ETD

• clinical deployment
• Hybrid AI
• interpretability
• medical image segmentation
• neural networks
• neuro-symbolic methods
• spatial generalization
• spatial reasoning
• synthetic benchmarks
• topological reasoning
• VoxLogicA

Medical image analysis stands at a critical juncture where pure deep learning approaches, despite achieving impressive accuracy metrics, face fundamental barriers to clinical adoption due to their lack of interpretability and inability to provide spatial reasoning guarantees. This thesis investigates hybrid neuro-symbolic approaches that combine the pattern recognition capabilities of neural networks with the formal spatial reasoning of symbolic methods to address both performance requirements and clinical acceptability constraints in medical imaging applications.
The work is structured around two complementary investigations that together establish both the necessity and viability of hybrid integration.

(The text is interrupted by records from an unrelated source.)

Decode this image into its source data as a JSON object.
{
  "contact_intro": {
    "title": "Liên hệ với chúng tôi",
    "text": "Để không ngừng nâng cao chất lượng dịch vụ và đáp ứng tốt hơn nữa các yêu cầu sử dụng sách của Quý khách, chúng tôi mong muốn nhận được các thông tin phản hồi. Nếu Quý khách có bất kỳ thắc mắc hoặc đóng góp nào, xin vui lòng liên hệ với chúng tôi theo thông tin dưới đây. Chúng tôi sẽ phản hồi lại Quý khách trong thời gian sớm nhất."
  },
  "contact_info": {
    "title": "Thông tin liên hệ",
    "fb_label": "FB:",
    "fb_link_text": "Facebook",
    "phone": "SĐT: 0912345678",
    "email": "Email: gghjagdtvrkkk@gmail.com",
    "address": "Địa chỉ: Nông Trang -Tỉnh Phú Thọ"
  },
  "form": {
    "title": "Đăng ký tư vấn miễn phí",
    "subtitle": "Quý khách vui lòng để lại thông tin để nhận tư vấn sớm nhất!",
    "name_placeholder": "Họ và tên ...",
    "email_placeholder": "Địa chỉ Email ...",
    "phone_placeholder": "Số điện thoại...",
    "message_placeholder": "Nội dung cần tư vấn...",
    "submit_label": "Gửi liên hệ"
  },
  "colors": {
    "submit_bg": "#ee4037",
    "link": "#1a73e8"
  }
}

First, to understand the fundamental limitations that motivate hybrid integration, we conduct systematic benchmark experiments on controlled synthetic spatial reasoning tasks with mathematically precise ground truth generated through VoxLogicA specifications. This evaluation framework isolates specific aspects of spatial understanding—metric computation, topological connectivity, and configuration generalization—through three experiments that reveal fundamental architectural limitations. The first experiment demonstrates that neural networks fail dramatically at pure topological reasoning (maze navigation), with performance degrading as resolution increases. The second experiment shows that hybrid metric-topological tasks can be learned successfully when geometric constraints guide connectivity operations. The third experiment establishes that position-invariant learning is achievable but at the cost of increased variance, indicating incomplete generalization. Synthesis across experiments establishes that networks excel at metric spatial operations but struggle with pure topological reasoning. Hybrid tasks combining metric and topological components can be learned when geometric guidance constrains the search space. Position-invariant learning is possible through training diversity but with reduced consistency across spatial configurations.
The complete experimental framework, including dataset generation pipelines, training protocols, and evaluation tools, is released as open-source software to promote reproducibility and enable community-driven research into hybrid approaches for medical image analysis.
Second, we begin exploring a methodological framework for clinical deployment through a hybrid pipeline for ASPECTS scoring, a critical tool for acute stroke assessment requiring precise identification of early ischemic changes across standardized brain regions. This pipeline integrates nnU-Net, a state-of-the-art self-configuring neural network, with VoxLogicA spatial model checking, which provides formal verification capabilities through declarative logical specifications. The pipeline design illustrates the potential of combining learned pattern recognition with explicit logical specifications of anatomical definitions and spatial relationships to provide both improved performance and essential interpretability for time-critical clinical decisions. As an initial application of the hybrid approach, the architectural framework provides a concrete example of how symbolic spatial reasoning can refine and verify neural network outputs through specifications that encode clinical domain knowledge in human-understandable form.
These findings establish clear design guidelines for medical image analysis systems. Pure neural approaches suffice when tasks involve primarily local pattern recognition. Hybrid neuro-symbolic integration becomes essential when topological correctness must be guaranteed, interpretability is required for clinical accountability, or tasks involve complex spatial relationships that exceed the inherent capabilities of convolutional architectures. The convergent evidence validates that effective medical image analysis benefits from combining the complementary strengths of both paradigms: neural networks contribute learned feature extraction and pattern recognition, while symbolic methods provide formal spatial reasoning guarantees and complete interpretability through declarative specifications.